Wednesday, October 22, 2008

Mini-review: Star Wars: The Force Unleashed


My overly-long post criticizing Halo 3 now seems a little out of proportion. I finally got Star Wars: The Force Unleashed (Xbox 360 version) to cheer me up while I recovered from having my wisdom teeth out. Boy, that is really a game with fundamental problems.

I was aware of the less-than-ecstatic reviews by X-play and gamespot (following their rather over-hyped pre-launch coverage), but sometimes things that bug other people don't really end up being something that bothers you (e.g. I liked the repetitiveness of Assassin's Creed, because that stuff was fun for me and I liked doing it again and again).

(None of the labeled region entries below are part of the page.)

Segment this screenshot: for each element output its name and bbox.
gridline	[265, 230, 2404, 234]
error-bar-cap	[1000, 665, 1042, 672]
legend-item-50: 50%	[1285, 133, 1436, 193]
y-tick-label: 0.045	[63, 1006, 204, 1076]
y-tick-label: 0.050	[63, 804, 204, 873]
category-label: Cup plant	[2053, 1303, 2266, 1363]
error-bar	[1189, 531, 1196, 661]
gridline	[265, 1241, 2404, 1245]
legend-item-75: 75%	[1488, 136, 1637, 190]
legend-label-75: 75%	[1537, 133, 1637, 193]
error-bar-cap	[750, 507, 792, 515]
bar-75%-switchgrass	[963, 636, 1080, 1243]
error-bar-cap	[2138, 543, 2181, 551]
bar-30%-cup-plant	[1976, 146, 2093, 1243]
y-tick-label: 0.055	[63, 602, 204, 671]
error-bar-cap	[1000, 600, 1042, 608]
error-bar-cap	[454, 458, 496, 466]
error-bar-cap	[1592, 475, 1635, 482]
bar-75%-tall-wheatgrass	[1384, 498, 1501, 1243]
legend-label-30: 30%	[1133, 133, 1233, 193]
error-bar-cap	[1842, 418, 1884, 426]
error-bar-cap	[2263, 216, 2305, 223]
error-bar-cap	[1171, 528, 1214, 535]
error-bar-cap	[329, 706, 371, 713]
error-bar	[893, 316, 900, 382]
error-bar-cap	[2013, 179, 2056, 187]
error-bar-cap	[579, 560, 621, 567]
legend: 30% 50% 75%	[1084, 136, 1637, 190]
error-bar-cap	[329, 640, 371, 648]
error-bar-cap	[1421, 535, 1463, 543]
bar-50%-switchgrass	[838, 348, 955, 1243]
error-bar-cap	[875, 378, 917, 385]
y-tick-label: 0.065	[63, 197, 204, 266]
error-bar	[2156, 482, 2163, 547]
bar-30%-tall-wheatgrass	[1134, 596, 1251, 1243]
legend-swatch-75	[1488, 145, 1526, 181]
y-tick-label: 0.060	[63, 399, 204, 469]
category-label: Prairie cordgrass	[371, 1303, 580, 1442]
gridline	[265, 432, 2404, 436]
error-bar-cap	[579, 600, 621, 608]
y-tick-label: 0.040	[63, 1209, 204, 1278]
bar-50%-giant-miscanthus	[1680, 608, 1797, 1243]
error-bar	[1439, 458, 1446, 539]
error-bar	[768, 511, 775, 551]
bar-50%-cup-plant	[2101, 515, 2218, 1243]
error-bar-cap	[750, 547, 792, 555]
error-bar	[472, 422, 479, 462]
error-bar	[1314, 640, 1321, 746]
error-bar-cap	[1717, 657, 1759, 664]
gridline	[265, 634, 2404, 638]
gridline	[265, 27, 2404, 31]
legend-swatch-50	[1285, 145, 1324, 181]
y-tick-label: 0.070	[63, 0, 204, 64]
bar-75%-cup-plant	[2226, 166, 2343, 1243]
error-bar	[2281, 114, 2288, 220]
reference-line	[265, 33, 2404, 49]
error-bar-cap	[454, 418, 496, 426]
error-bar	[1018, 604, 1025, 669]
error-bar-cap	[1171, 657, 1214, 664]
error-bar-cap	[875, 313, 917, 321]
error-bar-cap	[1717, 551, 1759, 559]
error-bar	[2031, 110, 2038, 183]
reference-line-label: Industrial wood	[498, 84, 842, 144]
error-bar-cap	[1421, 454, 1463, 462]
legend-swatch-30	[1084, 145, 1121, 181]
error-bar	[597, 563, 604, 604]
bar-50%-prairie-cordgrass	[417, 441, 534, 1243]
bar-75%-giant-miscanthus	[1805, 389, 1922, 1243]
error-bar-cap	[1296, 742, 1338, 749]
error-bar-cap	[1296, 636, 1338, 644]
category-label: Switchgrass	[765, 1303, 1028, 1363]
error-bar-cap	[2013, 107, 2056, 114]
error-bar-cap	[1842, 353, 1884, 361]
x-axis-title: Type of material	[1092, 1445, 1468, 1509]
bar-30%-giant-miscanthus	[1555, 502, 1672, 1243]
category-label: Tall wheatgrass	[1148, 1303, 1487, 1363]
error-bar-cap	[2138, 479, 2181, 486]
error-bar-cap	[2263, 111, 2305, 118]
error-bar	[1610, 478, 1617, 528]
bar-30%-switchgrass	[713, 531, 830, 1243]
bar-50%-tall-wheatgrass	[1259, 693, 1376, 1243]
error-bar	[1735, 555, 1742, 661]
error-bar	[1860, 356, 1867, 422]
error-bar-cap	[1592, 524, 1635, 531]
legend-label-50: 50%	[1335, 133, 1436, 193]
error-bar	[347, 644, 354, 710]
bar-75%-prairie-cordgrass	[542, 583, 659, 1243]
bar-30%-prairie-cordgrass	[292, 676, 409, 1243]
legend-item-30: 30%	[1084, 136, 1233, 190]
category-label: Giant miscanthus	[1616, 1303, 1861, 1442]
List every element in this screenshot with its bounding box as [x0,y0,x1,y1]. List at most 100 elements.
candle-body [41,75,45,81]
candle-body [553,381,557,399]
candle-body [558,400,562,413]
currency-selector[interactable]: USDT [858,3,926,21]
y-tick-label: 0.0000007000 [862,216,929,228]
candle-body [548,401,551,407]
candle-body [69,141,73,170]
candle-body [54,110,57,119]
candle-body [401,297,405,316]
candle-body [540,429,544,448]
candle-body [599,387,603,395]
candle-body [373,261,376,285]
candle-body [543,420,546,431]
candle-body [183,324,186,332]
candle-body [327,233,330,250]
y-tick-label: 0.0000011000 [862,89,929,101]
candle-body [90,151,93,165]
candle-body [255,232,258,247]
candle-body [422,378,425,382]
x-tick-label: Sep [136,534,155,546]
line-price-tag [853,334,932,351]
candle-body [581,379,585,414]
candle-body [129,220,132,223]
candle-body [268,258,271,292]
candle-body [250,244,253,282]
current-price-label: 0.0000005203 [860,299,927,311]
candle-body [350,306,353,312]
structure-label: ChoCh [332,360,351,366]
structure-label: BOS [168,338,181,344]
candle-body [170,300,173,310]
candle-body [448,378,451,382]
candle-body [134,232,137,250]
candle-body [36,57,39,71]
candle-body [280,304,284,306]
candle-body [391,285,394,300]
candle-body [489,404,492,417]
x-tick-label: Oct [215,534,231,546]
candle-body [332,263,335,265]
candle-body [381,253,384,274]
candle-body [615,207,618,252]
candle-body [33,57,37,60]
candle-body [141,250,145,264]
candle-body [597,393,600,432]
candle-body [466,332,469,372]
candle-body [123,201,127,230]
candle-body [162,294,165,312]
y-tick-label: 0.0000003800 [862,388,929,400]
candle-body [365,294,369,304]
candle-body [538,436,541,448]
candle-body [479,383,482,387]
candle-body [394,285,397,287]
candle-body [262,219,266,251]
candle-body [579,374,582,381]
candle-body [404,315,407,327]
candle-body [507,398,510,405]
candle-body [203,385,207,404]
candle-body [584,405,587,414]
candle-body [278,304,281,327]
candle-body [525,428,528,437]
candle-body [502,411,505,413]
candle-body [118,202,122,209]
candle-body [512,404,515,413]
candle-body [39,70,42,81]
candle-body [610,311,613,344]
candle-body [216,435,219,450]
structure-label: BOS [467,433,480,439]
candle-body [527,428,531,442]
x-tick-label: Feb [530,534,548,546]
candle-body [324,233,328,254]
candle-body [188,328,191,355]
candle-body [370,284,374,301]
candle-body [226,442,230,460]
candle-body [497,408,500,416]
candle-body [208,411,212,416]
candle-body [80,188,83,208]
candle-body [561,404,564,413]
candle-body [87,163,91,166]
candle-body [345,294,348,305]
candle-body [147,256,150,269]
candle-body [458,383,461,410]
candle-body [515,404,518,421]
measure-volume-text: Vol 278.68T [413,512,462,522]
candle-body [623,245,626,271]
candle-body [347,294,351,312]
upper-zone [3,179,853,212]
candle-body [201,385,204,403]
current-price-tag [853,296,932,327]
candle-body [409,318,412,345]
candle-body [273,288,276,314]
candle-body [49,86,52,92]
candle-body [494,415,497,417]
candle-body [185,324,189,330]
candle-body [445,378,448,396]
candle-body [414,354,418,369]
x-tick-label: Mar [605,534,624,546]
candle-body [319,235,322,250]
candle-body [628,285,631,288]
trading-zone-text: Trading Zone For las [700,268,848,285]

Given my generation I have a soft spot for Star Wars and even Star Wars games, and ST: TFU is great... in parts. Visually, even story-wise it varies between good and great.

But every now and again I ended up spending two hours trying to jump over the same damn chasm, or gap between two bridges, in an endless loop of button-mashing frustration.

Dodgy auto-aim, check. The only enemy any near me is a purge trooper right in front of me, except the auto-aim has my force lightning zapping off at some crate at 90 degrees angle to where I'm looking. Try to throw something with the force, and half the time it wont go where you want.

Boss battles where the bosses are immune to half of your force powers - thats just nasty - but add in the suddenly fixed camera and quick-time events spoil what should be epic cinematic moments. I don't remember any of the awesome moves Starkiller is supposed to have performed killing the Bull Rancor or defeating Vader, because all my attention was focussed on the bottom of the screen looking for the next X, B, A, Y to appear.

And don't even talk to me about that stupid bit trying to pull the star destroyer out of the sky. Which also looked totally different to the preview trailer they produced a year or so ago. Yes, lets create a situation completely different to the rest of the game control-wise and not explain any of it at all. Another hour or so of frustrated load, struggle, die, load... etc before I gave up and searched the web on what to do.

Anyway, it did have enjoyable moments, but the flaws were real and significant. I can't imagine that play testers didn't point out the problem areas that broke the flow and immersion of what would otherwise have been a pretty spectacular (if short) game.

What now for Star Wars fans? Bioware has finally announced what was long suspected: A Star Wars MMORPG set in the time of the Old Republic. I love Bioware's RPGs, but an MMO? It appears Bioware has accepted that almost everyone will want to be either Jedi or Sith, but I wonder how well balanced this will work out to be in practice.